Agent Harness

agent_harness turns Agent Zero into a coding-first, DeerFlow-inspired implementation harness.

It adds explicit run modes, checkpointed risky actions, thread-scoped workspace data, memory curation, task-graph orchestration, and a DeerFlow-like core bridge over Agent Zero's existing runtime.

What This Plugin Is

Agent Harness is the closest DeerFlow-style coding harness that fits naturally inside Agent Zero's plugin architecture.

It is designed for:

deep implementation tasks that benefit from an explicit run lifecycle
safer autonomous coding with checkpoints before risky actions
project rule curation instead of silent memory writes
thread-local uploads, outputs, and scratch workspace data
structured orchestration for larger coding tasks
exposing DeerFlow-like backend state without replacing Agent Zero itself

What This Plugin Is Not

This plugin is not a literal port of the full DeerFlow backend.

Today it does not ship:

a standalone LangGraph server
a separate DeerFlow gateway service
DeerFlow's channel app layer
DeerFlow's full sandbox/provider stack

Instead, it brings DeerFlow's coding-harness ideas into Agent Zero by using Agent Zero's own plugin hooks, API handlers, tools, and UI.

Main Capabilities

DeerFlow-aligned coding modes: flash, standard, pro, ultra
explicit run state with objective, phase, risk level, failures, verification, and task tracking
guarded execution with approval checkpoints for risky actions
manual and queued memory curation for reusable repo rules
DeerFlow-style thread data roots for workspace, uploads, and outputs
optional multi-step task-graph orchestration with parallel subagent dispatch in ultra
a DeerFlow-like core facade for thread state, configured models, available skills, and memory status
dashboard UI for current run, task graph, pending checkpoints, memory queue, and recent accepted rules

Quick Start

Enable the plugin in Agent Zero.

This plugin is not always_enabled, so it must be turned on through Agent Zero's plugin controls. It supports global, per-project, and per-agent configuration.
Open the Agent Harness UI.

The plugin provides:
- a dashboard for active run state and review queues
- a status strip above the chat input when show_status_ui is enabled
- a sidebar entry for quick access
Start a run.

For most coding tasks, start in pro.

Use ultra when the work is large enough to benefit from decomposition and parallel subagents.
Work in chat as usual.

The harness injects workflow instructions into the runtime and tracks the run as the agent moves through inspect, plan, implementation, verification, and completion.
Review checkpoints and memory proposals.

Risky actions will pause behind a checkpoint. Reusable rules are captured into a review queue instead of being silently persisted.
Verify and complete.

The harness expects tests or other verification to be recorded before a run is completed.

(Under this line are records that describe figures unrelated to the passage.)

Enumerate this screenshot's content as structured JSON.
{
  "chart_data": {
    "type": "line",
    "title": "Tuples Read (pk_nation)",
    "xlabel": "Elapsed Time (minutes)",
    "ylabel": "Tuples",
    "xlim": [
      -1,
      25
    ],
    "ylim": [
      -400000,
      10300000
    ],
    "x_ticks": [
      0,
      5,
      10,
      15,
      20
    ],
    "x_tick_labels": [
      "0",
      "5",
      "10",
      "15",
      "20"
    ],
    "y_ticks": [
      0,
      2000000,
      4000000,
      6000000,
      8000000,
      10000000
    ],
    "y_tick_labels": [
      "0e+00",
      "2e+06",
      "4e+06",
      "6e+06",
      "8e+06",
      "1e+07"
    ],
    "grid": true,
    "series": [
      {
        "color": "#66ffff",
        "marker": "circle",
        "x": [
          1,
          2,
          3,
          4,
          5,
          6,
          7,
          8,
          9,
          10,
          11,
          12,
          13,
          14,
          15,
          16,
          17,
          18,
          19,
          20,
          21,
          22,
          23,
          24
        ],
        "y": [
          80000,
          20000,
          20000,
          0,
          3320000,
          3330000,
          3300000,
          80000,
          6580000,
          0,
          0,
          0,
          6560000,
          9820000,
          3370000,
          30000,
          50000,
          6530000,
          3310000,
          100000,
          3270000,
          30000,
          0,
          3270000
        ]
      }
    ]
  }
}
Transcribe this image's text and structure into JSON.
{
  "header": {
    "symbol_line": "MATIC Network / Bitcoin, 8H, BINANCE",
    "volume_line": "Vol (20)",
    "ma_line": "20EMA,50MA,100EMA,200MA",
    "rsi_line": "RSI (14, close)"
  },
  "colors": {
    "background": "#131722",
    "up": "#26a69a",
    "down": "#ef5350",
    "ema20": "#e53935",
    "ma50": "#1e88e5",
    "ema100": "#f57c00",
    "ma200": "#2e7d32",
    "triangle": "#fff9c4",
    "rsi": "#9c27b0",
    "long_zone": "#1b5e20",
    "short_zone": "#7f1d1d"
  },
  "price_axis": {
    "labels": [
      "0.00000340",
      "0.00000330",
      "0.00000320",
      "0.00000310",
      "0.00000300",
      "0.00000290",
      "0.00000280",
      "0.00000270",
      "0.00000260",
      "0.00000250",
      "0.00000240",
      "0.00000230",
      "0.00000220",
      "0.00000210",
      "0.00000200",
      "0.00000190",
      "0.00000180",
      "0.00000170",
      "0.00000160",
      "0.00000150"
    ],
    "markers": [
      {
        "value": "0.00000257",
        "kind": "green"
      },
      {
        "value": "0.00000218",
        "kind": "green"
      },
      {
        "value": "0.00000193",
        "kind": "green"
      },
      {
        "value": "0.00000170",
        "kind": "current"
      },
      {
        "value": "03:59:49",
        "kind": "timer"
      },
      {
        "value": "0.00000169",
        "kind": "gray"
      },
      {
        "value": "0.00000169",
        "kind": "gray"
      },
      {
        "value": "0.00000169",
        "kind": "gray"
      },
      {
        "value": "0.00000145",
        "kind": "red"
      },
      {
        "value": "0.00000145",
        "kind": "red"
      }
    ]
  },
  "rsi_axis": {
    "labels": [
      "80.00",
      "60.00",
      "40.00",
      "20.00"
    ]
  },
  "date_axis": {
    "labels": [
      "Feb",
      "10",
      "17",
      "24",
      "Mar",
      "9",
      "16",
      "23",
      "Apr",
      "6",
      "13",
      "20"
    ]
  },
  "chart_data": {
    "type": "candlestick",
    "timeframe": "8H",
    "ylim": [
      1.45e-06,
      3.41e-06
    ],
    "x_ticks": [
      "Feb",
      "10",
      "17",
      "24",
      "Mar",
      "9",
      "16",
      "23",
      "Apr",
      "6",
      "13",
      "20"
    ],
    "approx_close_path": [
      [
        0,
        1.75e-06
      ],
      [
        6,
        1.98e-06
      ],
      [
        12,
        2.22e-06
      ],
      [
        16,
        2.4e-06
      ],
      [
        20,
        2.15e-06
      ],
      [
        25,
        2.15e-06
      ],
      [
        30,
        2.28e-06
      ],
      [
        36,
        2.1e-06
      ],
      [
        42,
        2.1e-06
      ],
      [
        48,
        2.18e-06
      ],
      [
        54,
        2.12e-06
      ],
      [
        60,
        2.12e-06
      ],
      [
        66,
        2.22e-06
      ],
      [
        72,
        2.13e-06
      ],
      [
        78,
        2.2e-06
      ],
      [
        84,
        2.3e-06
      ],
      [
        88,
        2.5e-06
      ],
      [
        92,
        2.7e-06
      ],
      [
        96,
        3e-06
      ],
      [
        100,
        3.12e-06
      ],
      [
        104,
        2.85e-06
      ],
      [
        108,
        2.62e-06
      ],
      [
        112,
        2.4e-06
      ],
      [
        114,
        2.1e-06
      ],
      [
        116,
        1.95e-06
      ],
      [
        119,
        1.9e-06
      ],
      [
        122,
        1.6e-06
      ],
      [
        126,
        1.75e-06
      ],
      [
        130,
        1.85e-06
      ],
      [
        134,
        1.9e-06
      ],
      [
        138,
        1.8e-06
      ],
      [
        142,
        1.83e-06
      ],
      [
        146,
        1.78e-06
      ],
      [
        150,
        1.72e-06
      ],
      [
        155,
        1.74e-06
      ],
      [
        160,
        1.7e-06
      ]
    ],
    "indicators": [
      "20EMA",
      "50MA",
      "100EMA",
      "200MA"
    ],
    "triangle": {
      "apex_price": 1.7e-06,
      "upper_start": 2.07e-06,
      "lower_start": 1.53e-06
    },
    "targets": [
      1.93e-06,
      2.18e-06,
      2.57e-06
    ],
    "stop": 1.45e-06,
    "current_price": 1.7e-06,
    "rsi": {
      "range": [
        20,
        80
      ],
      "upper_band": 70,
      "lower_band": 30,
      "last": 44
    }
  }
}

Recommended Mode Selection

Mode	Best For	Planning	Subagents	Default Policy
`flash`	small, low-risk coding tasks	usually skipped	disabled	`subagent_limit=0`, `repair_limit=0`
`standard`	moderate single-agent work	optional	disabled	`subagent_limit=0`, `repair_limit=1`
`pro`	most serious coding work	recommended for multi-step tasks	disabled	`subagent_limit=0`, `repair_limit=1`
`ultra`	larger, multi-file, decomposable work	required before multi-file execution	enabled	`subagent_limit=3`, `repair_limit=3`

Migration note:

legacy stored values such as assist, build, and surge are normalized to the new DeerFlow-style modes so older saved settings do not break existing chats

Run Lifecycle

Each harness run tracks a concrete coding workflow:

inspect
plan
implement
verify
repair
summarize
complete

The practical behavior depends on mode:

flash favors the shortest safe path
standard keeps the work thoughtful but single-agent
pro encourages deliberate inspect -> plan -> implement -> verify work
ultra expects task decomposition and supports dispatch/collect loops for parallel work

When a task graph exists, the harness tracks:

pending sub-tasks
dispatched sub-tasks
completed sub-tasks
failed sub-tasks

The dashboard renders both a Mermaid graph and a text fallback view of the graph.

Safety Model

Agent Harness adds review checkpoints before risky behavior.

By default, checkpoints are required for:

dependency installation commands
destructive shell commands
edits to protected files or folders

Default protected paths:

agent.py
initialize.py
usr/plugins/

The guardrail matcher treats folder-style entries such as usr/plugins/ as directory prefixes, so nested files under that path are protected too.

The plugin also exposes a manual checkpoint tool so the agent can request approval proactively when the action is risky even if it is not caught by a pattern.

Memory Curation

Instead of silently persisting every reusable observation, the harness can queue memory proposals for review.

Each proposal includes:

the candidate rule text
a reason
source metadata
a target scope

Supported scopes:

project
agent
global

Accepted rules are surfaced back into future harness prompts as accepted project rules.

Thread Data Layout

When workspace support is enabled, the plugin prepares DeerFlow-style thread data directories for each chat context.

If the chat is attached to a project, the data is rooted under that project.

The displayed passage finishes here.